I have the last house in a row of houses with access to the rear via an unpaved muddy right of way. Who is responsible for the maintenance of the right of way?

I hope to put gravel etc. down to make it possible to drive my car down the laneway as I have no parking to the front of the house. A number of other vehicles use it, but they all have 4 wheel drive and rear wheel drive, hence the laneway is a muddy mess, and my little car will only make it on a lovely dry Irish summers week. (Hence very seldom) I am willing to cover the cost myself although I will try and ask the other residents to share the cost.



Is the corporation responsible for their maintenance? (It is in Dublin)
Could I get into trouble for dumping even though it will be purchased gravel?
If someone injures themselves due to the gravel, is it my responsibility?

Cheers


----------



## mathepac (29 Jul 2009)

Why do you describe the lane as a " right of way?"

Is this lane accessible from both ends or is it a cul de sac?

Do you park in the lane or do you drive into your back garden from it.

Is there any garden / yard to the front to  the house (convertible to parking space)?


----------



## stargirl01 (29 Jul 2009)

The lane is only accessible from one end and was once a mass path, which is wide enough for cars. There is only private properties off the lane. 
There is no where to the front of the house to put a parking space, (on a blind corner with double yellow lines).

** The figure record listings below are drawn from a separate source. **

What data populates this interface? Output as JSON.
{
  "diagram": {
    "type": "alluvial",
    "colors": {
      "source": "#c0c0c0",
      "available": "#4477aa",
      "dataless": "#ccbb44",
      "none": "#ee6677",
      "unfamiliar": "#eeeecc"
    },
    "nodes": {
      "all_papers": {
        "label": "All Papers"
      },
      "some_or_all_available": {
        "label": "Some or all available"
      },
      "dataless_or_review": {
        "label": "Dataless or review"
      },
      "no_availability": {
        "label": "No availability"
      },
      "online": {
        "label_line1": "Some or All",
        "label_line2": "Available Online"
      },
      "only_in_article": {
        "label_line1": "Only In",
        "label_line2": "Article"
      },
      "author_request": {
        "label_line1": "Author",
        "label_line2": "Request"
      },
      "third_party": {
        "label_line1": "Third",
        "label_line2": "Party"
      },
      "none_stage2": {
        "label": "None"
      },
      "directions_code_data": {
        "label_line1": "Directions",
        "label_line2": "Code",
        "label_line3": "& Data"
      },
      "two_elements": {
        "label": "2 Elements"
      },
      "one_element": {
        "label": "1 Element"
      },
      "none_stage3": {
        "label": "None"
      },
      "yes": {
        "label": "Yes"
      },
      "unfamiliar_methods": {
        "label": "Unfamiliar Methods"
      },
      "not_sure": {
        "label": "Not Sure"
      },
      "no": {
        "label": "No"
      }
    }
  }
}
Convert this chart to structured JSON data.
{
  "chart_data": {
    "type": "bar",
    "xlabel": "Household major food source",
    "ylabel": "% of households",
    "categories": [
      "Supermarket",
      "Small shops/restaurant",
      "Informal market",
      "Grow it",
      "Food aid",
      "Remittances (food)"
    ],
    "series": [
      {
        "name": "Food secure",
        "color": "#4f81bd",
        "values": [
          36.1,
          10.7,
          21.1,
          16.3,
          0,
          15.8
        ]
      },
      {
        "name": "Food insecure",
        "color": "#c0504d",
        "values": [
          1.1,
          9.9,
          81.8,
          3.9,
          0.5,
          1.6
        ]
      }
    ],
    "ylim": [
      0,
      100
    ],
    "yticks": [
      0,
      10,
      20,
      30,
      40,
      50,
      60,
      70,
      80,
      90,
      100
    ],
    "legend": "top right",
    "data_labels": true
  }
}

I currently park on the street down the road, but this is being put into paid parking and I am not entitled to get a disk for this area. (There is another similar street, so currently I can park there but every busy street in Dublin appears to be moving towards permit parking)
I am renovating the garden and hope to put a parking space in the garden. When I do use it at the moment (which is seldom) I just park on the lane, as no one can go further than my house hence not obstructing anyone.
As I stated already a number of the other houses do use the lane to access their rear gardens for parking, and if I purchase a SUV or 4wd I would be able to also, but I have no need for a large car.


----------



## mathepac (29 Jul 2009)

Sorry I missed one question - whose property is the lane?


----------



## stargirl01 (29 Jul 2009)

Mathepac, I do not know who owns the lane and have been planning on checking with land registry but have yet to


----------



## Caveat (29 Jul 2009)

stargirl01 said:


> Mathepac, I do not know who owns the lane and have been planning on checking with land registry but have yet to


 
Until you know, I'm guessing that your question, as it stands, cannot be answered then.


----------



## Billo (29 Jul 2009)

stargirl01 said:


> When I do use it at the moment (which is seldom) I just park on the lane, as no one can go further than my house hence not obstructing anyone.
> As I stated already a number of the other houses do use the lane to access their rear gardens for parking, and if I purchase a SUV or 4wd I would be able to also, but I have no need for a large car.



Is that a contradiction ?


----------



## Brendan Burgess (29 Jul 2009)

As stargirl decided to abuse those who offered her useful advice, I am closing this thread.

Brendan


----------